Less than a year later, the society began its second restoration project – the relocation and renovation of the historic James E. Merrill House, built in 1879. The Queen Anne style building was scheduled for demolition in 1999, but the city moved it from Lafayette Street to A. Philip Randolph Boulevard and renovation work began. Funding for the project was secured from private donors in addition to city and state preservation grants. The 2002 plans for the Baseball Grounds of Jacksonville placed the structure in left field, so it was moved again, this time next door to the Old St. Andrews Church. The work was completed in late 2005. The Victorian era house is intended to be a museum dedicated to shipbuilding on the St. Johns River.

==Old St. Luke's==

On August 10, 2009, the JHS announced the pending purchase of the Old St. Luke's Hospital and its conversion into a research and exhibition center. Old St.
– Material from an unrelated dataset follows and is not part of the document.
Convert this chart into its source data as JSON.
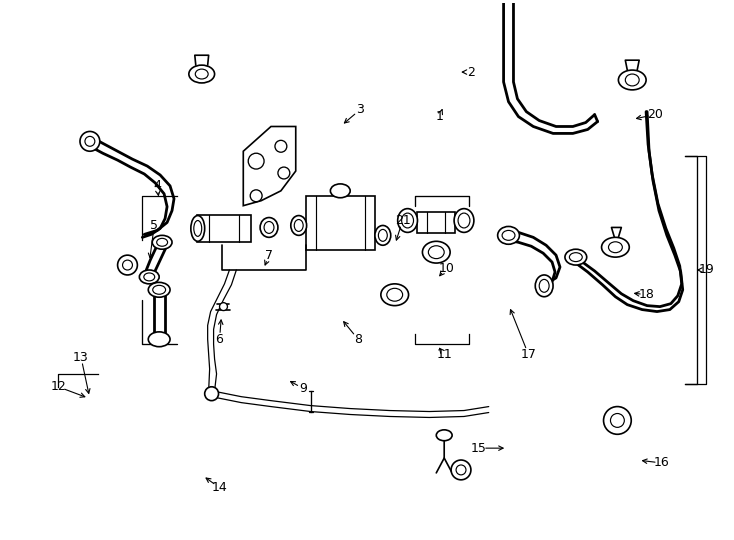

Luke's Hospital was successfully purchased by the Jacksonville Historical Society in 2012. It is currently the location of the Jacksonville Historical Society's archives, library, and administrative offices.

== Florida Casket Company ==
The Jacksonville Historical Society has owned the Florida Casket Company (also called the Casket Factory), constructed circa 1920, since 2012. In 2019, the Jacksonville Historical Society began a campaign to renovate the building so it could be used for more than storage. The Jacksonville Historical Society plans to use the space for a local music history museum, archival processing and storage, and as a venue.